Good Eggs by Rebecca Hardiman: Set in scenic Dublin, Good Eggs captures the quirky dry warmth of a tri-generational Irish family; their flaws, forgivenesses and failings whilst reminding us that unconditional love is the powerful conrnerstone that holds us together. Recently unemployed and tackling the day-to-day realities of being a stay-at-home dad, Kevin, who is also simultaneously caring for his nearly senile mother Milli, appears to have lost his ‘zest’ for life, whilst wife and mum Grace, is crazy busy working around the clock, to provide the ‘bacon’ for the family.
Meanwhile, Aideen, the more academic and awkward of Kevin’s twin daughters, has shifted into serious teenage angst mode with the typical sulking and sibling conflicts that slowly and surely drive him further and further up the wall – so much so in fact that an expensive private boarding school appears to be the best option for all involved. Juggling the demands of hiring a helper for Millie after her most recent spate of shoplifting and car-park bingles, and settling Aideen into Boarding School, Kevin is blind-sided by a steamy mutual attraction with the schools Administration Officer and courts the idea that this might be the opportunity to get his zest back. As one bizarre yet somehow normal scenario leaks into another, Good Eggs captures the very real and boring elements of family life whilst being punctuated by moments of chaos that are entirely comical and endearing.
For the most part, this is a light read that has enormous heart and warmth despite the frigid Irish climate. Throughout, the three primary characters seem to capture the differences in their generations and certainly the gap between them, yet, the bond of family remains clear. Via Millie, we are drawn back to a bygone era when things were vastly more difficult, and yet, people just got on with it without any thought of whining or complaint. Ironically, in a reversal of patriarchal gender roles, Kevin struggles as a home-maker and desperately seeks to be validated for his contributions by his wife all the while contemplating his value as her husband. And through Aideen we are drawn into the tumultuous world of youth wherein everything is so intense that lessons and consequences are painfully learned only via experience.
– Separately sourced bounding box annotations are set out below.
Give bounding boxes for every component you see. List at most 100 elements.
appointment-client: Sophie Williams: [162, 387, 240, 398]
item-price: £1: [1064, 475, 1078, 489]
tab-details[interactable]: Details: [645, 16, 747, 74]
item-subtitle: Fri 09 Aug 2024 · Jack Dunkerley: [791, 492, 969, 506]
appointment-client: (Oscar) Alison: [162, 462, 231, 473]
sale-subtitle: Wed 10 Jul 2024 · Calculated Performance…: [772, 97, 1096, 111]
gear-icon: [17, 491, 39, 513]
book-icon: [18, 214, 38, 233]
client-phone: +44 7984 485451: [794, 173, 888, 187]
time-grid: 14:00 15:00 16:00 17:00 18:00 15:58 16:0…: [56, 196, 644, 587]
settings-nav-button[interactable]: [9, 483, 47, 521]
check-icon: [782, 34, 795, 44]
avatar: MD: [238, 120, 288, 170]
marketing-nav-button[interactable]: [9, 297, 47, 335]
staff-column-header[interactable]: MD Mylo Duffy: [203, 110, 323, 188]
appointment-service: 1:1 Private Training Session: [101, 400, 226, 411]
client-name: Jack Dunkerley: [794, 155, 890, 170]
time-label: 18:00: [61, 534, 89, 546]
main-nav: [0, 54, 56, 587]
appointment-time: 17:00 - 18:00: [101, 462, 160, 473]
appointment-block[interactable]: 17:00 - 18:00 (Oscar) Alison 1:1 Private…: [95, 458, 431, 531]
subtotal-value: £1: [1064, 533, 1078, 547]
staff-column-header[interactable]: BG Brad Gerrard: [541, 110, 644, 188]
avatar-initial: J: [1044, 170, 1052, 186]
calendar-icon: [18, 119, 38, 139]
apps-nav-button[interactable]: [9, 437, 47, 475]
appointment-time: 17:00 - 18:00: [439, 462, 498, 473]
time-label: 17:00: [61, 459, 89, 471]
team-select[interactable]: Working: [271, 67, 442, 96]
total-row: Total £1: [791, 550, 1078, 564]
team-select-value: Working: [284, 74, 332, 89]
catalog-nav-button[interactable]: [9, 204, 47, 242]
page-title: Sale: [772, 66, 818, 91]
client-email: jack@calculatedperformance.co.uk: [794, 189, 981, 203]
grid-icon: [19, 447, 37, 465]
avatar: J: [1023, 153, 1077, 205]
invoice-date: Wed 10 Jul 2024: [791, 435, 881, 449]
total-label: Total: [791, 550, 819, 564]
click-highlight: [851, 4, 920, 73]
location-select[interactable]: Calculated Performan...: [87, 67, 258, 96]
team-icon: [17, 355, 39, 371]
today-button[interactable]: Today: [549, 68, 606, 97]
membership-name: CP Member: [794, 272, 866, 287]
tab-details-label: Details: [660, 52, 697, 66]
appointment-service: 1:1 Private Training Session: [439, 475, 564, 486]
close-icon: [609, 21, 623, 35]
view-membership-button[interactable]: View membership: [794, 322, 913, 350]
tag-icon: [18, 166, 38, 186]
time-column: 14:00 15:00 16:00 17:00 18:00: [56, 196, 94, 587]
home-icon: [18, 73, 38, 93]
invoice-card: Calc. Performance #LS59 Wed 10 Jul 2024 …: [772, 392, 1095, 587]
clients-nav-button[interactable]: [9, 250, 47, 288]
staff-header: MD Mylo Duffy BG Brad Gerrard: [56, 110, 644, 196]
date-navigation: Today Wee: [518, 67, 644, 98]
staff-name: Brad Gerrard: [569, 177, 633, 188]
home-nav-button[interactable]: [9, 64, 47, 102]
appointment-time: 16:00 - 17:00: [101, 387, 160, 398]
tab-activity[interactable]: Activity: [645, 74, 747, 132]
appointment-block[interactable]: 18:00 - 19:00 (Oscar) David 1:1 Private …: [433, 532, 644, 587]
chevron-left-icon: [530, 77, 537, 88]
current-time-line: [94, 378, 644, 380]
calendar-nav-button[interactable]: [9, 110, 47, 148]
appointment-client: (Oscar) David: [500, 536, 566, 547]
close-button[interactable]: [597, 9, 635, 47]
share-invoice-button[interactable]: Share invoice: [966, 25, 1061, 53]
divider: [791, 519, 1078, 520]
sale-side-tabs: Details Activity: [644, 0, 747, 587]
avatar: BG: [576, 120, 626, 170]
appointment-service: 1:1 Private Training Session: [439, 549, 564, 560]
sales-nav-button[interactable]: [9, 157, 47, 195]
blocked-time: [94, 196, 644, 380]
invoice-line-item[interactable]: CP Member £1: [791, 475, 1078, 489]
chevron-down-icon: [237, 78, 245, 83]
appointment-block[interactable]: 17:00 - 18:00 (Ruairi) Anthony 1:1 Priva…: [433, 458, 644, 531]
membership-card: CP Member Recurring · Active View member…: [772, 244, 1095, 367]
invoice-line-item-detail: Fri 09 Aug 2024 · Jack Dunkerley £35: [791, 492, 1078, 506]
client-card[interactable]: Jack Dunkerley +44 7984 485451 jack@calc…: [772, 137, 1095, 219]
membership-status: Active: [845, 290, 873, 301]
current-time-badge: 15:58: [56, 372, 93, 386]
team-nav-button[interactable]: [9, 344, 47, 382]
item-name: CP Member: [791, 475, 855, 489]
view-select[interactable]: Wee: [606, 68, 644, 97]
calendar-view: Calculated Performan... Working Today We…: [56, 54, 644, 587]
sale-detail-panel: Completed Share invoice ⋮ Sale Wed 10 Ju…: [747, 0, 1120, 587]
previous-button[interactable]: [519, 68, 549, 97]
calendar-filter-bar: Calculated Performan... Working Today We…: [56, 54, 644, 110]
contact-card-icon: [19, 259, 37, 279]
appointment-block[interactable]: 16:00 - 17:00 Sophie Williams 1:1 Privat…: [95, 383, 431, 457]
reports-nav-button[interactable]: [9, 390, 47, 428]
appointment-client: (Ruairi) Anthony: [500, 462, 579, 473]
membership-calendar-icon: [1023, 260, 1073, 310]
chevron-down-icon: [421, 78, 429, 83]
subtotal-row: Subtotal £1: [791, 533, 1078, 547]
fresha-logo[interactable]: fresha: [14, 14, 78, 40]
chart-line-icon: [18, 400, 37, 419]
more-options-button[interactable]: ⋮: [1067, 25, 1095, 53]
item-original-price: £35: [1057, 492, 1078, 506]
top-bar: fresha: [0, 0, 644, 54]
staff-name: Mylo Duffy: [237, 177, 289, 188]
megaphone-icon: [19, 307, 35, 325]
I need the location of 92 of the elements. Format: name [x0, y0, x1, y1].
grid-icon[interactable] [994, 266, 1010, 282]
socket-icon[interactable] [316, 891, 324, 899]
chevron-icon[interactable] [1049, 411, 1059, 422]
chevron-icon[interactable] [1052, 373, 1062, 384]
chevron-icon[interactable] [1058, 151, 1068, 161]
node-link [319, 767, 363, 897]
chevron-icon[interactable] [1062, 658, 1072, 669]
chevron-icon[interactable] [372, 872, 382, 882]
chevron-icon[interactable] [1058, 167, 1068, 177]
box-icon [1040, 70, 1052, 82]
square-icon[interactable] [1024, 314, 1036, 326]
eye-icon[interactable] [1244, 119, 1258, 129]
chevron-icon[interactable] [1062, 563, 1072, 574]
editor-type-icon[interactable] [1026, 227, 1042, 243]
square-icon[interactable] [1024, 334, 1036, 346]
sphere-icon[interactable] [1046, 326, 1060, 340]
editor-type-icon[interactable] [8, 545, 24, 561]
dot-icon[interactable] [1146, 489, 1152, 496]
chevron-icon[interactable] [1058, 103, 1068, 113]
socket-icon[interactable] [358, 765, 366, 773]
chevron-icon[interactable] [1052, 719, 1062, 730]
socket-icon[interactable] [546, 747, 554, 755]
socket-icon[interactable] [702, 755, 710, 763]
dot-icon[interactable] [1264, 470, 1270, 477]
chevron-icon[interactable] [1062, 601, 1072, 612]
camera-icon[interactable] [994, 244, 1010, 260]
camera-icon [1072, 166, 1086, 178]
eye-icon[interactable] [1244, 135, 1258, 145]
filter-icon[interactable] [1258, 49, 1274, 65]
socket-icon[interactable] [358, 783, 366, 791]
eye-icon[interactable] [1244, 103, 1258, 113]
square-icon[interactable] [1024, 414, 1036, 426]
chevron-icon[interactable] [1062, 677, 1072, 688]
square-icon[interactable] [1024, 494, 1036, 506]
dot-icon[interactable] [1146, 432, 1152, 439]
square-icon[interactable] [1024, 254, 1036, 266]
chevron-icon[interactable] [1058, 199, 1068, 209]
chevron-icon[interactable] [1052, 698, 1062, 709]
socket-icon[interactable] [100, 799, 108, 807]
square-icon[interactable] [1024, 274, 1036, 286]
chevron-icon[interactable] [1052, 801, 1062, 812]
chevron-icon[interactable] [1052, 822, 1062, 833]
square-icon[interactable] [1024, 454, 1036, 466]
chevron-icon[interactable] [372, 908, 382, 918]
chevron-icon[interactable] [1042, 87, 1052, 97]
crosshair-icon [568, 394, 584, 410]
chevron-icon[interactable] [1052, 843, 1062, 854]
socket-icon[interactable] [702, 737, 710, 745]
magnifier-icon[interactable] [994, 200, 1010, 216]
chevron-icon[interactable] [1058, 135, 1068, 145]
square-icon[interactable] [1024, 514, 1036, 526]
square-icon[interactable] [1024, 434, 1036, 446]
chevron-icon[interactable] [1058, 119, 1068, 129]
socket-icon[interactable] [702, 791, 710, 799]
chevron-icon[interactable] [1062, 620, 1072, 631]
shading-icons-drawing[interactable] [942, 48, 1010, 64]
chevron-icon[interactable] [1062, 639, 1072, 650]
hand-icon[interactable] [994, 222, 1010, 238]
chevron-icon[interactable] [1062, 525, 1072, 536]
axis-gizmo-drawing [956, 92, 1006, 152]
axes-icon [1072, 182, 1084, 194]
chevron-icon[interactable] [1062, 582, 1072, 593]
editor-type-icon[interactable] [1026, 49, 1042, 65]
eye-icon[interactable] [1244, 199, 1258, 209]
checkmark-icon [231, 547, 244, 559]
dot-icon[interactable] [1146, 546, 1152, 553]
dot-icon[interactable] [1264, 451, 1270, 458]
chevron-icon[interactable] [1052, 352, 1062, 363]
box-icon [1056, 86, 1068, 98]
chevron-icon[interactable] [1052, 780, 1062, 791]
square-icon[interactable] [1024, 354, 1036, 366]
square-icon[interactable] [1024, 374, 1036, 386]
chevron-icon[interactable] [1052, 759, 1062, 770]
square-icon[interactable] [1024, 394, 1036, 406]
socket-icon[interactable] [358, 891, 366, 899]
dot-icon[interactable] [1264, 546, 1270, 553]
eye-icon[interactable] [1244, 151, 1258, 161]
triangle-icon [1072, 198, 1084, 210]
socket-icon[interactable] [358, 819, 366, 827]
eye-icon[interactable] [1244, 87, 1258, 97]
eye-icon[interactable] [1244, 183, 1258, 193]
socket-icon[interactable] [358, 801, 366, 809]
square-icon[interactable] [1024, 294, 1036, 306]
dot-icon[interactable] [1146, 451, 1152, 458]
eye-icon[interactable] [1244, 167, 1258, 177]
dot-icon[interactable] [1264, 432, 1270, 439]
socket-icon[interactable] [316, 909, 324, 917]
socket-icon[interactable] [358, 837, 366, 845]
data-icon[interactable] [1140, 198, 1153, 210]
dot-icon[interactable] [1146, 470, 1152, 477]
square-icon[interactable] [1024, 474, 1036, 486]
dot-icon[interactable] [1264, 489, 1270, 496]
Manipulation of tension needed a little tightening throughout and given the slowish beginning, I was expecting a hefty climax. However, pacing and delivery towards the end felt a little off and what eventuates was mildly underwhelming. Overall, this had some incredibly sweet moments and many cheeky quirks that created a very homely vibe from beginning to end, and whilst I was slightly disappointed by the climax and resolution, it was an enjoyable read that was honest in its thematic intent.
Publication: 2nd March 2021 | Atria Books |
When Kevin Gogarty’s irrepressible eighty-three-year-old mother, Millie, is caught shoplifting yet again, he has no choice but to hire a caretaker to keep an eye on her. Kevin, recently unemployed, is already at his wits’ end tending to a full house while his wife travels to exotic locales for work, leaving him solo with his sulky, misbehaved teenaged daughter, Aideen, whose troubles escalate when she befriends the campus rebel at her new boarding school.
Into the Gogarty fray steps Sylvia, Millie’s upbeat American home aide, who appears at first to be their saving grace—until she catapults the Gogarty clan into their greatest crisis yet.
With charm, humor, and pathos to spare, Good Eggs is a delightful study in self-determination; the notion that it’s never too late to start living; and the unique redemption that family, despite its maddening flaws, can offer.